The wave of files released Friday had few documents that mentioned Trump, even while administration officials have acknowledged that the president’s name is included multiple times throughout the files.
The initial batch, however, included a number of photographs of Clinton, who appeared in a swimming pool and a hot tub, as well as in more formal settings or posing with Michael Jackson.
Clinton spokesman Angel Ureña suggested Monday that the administration had engineered the releases to shield Trump, something Deputy Attorney General Todd Blanche has denied. On Monday, Ureña issued a statement on X demanding that all photographs and documents related to Clinton be released immediately.
“What the Department of Justice has released so far, and the manner in which it did so, makes one thing clear: someone or something is being protected,” Ureña said in the statement. “We do not know whom, what or why. But we do know this: We need no such protection.”
The new documents at times provide a window onto what federal prosecutors had been examining, as well as their awareness of ties that Epstein had with Trump.
In January 2020, during Trump’s first term, for example, an assistant U.S. attorney in the Southern District of New York wrote an internal email about a review of flight records the day before as part of the government’s case against Maxwell, who was convicted in 2021 of sex trafficking.
“For your situational awareness, wanted to let you know that the flight records we received yesterday reflect that Donald Trump traveled on Epstein’s private jet many more times than previously has been reported (or that we were aware), including during the period we would expect to charge in a Maxwell case,” the email states.
There were at least eight flights, the prosecutor wrote, between 1993 and 1996 in which Trump was a passenger. On at least four of those flights Maxwell was also present.
In some cases, the prosecutor wrote, there were passengers who could be called as possible witnesses in a case against Maxwell.
“We’ve just finished reviewing the full records (more than 100 pages of very small script) and didn’t want any of this to be a surprise down the road,” the prosecutor wrote.

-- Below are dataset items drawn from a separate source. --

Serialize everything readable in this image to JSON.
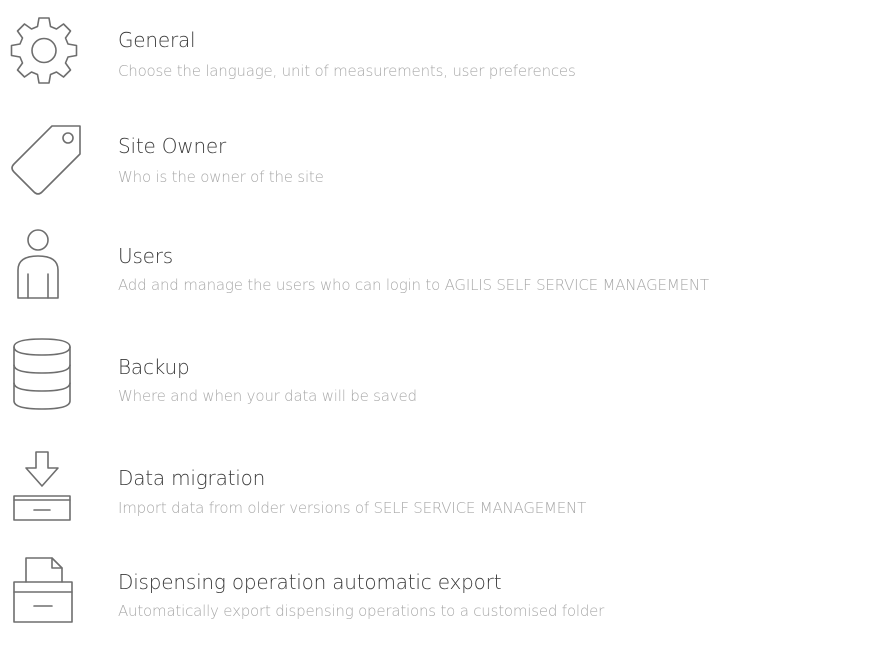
{
  "settings": {
    "items": [
      {
        "icon": "gear-icon",
        "title": "General",
        "description": "Choose the language, unit of measurements, user preferences"
      },
      {
        "icon": "tag-icon",
        "title": "Site Owner",
        "description": "Who is the owner of the site"
      },
      {
        "icon": "user-icon",
        "title": "Users",
        "description": "Add and manage the users who can login to AGILIS SELF SERVICE MANAGEMENT"
      },
      {
        "icon": "database-icon",
        "title": "Backup",
        "description": "Where and when your data will be saved"
      },
      {
        "icon": "import-tray-icon",
        "title": "Data migration",
        "description": "Import data from older versions of SELF SERVICE MANAGEMENT"
      },
      {
        "icon": "export-tray-icon",
        "title": "Dispensing operation automatic export",
        "description": "Automatically export dispensing operations to a customised folder"
      }
    ]
  },
  "colors": {
    "title_text": "#3a3a3a",
    "description_text": "#a8a8a8",
    "icon_stroke": "#6e6e6e",
    "background": "#ffffff"
  }
}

The full reason for the subpoena to Mar-a-Lago was not immediately clear, but an assistant U.S. attorney had been seeking past employment records from Trump’s club that were relevant in the case against Maxwell.
“I have not been able to locate anyone who recalls [redacted] working at Mar a Lago in 2000,” the federal prosecutor wrote in an internal email.
The subpoenas issued to Mar-a-Lago were also included in the latest documents. Attached to one of the subpoenas was a letter dated Feb. 12, 2015, on Mar-a-Lago letterhead, in which officials of the club indicate that they don’t have the employment records from 1999 to 2001 that federal agents are seeking. They found an employee by the name they were seeking on a 2000 spreadsheet but could not confirm it was the same person without more identifying information.
Trump on Monday also grew annoyed with reporters who asked him about Epstein.
“What this whole thing is with Epstein is a way of trying to deflect from the tremendous success that the Republican Party has,” he said. “Like, for instance, today we’re building the biggest ships in the world, the most powerful ships in the world, and they’re asking me questions about Jeffrey Epstein. I thought that was finished."